Heroin deaths on the rise


ROCHESTER, Minn. — Minnesota’s most populated county is reporting a large increase in heroin use over the years.

Hennepin County, home to Minneapolis, says 2013 resulted in 54 heroin-related deaths. That is up from eight just three years earlier.

That problem has made its way into our area as well.

Sergeant Paul Wilson and those in the Narcotics Unit with the Rochester Police Department work every day to keep the city’s streets free of illegal drugs and one of their latest challenges is heroin.

“We’re seeing more of it on the street, we’re buying more of it on the street. The number of overdoses and overdoses that have resulted in death has definitely gone up for us,” Wilson said.

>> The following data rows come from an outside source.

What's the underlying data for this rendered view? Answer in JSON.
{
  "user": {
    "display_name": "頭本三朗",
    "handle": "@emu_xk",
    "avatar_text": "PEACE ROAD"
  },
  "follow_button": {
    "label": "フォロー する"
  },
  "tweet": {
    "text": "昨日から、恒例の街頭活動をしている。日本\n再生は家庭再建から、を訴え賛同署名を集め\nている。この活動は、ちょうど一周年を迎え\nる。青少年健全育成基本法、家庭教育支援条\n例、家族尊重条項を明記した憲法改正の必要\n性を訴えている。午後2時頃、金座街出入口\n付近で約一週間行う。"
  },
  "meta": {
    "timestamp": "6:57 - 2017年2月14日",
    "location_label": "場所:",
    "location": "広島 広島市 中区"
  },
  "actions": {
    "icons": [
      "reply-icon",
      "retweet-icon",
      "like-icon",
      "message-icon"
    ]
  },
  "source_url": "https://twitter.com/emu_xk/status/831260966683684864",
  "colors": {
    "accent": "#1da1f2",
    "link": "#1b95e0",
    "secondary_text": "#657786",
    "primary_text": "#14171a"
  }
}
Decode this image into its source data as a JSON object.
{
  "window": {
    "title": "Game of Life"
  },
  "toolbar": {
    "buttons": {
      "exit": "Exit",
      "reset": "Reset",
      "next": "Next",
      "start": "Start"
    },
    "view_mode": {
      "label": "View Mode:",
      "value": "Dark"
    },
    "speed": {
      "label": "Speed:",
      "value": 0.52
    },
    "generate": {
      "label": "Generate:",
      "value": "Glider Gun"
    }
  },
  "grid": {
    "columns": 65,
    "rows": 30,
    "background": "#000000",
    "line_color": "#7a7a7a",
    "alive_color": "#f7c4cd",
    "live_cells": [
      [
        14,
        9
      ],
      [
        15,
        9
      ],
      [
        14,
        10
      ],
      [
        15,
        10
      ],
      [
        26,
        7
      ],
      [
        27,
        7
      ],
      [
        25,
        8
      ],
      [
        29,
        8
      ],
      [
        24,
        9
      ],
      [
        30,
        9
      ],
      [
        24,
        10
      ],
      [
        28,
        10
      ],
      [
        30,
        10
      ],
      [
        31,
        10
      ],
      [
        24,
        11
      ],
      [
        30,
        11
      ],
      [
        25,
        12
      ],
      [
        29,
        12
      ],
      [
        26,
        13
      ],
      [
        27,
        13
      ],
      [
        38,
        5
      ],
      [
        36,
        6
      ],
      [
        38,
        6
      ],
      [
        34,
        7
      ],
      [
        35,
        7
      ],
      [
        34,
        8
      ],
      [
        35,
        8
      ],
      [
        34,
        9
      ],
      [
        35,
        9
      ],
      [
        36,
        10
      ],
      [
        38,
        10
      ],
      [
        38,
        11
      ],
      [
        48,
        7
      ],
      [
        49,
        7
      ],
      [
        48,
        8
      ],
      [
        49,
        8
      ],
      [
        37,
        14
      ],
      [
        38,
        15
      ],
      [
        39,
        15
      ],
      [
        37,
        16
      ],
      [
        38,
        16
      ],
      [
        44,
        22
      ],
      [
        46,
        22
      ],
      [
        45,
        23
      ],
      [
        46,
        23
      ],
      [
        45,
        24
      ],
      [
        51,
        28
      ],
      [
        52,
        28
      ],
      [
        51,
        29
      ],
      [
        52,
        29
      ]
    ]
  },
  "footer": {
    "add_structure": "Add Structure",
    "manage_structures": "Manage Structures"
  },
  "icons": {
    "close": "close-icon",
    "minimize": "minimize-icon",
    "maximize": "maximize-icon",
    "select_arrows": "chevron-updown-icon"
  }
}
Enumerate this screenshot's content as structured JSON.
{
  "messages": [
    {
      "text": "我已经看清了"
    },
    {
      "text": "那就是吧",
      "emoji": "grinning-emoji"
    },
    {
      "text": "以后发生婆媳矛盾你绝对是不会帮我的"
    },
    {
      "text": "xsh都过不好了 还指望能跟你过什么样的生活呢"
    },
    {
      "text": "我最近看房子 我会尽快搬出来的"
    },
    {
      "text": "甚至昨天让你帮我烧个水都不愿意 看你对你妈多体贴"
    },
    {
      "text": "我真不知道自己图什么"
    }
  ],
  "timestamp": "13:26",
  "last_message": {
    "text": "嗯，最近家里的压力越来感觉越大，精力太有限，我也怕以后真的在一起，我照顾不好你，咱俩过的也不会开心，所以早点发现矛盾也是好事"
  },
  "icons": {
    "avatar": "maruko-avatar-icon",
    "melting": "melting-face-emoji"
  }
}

He said this was not the case four or five years ago, but now the highly addictive drug is readily available and cheap.

He said besides marijuana, methamphetamine is the most commonly used narcotic they see, but heroin is a close second.

“It gets difficult for us to weigh what is more important. Certainly we can be much busier with methamphetamine, but when we’re talking about people losing their lives to heroin overdoses, that becomes a priority as well,” Wilson said.

More users often leads addicts to rehabilitation facilities like the Fountain Centers.

“Once you have a tolerance, you have to continue using pretty much on a daily basis or else you will go through some pretty intense withdrawal,” said Beth Lawrence, Clinical Supervisor for the Rochester Fountain Centers location.

She said there are some signs to look for in a family member who may be using.

“Some of the first warning signs, definitely changes in behavior, wanting to isolate,” Lawrence said.

“It’s a growing trend, as with any drug, they rise and fall in popularity and trends,” Wilson said.

This is one trend they hope ends quickly.

Wilson said that it is hard for police to measure how many people are impacted by the drug. He said sometimes overdose patients may visit the hospital and police will not know about it.

Instead, he said they hear about it if they are called to a medical scene involving an overdose and even death.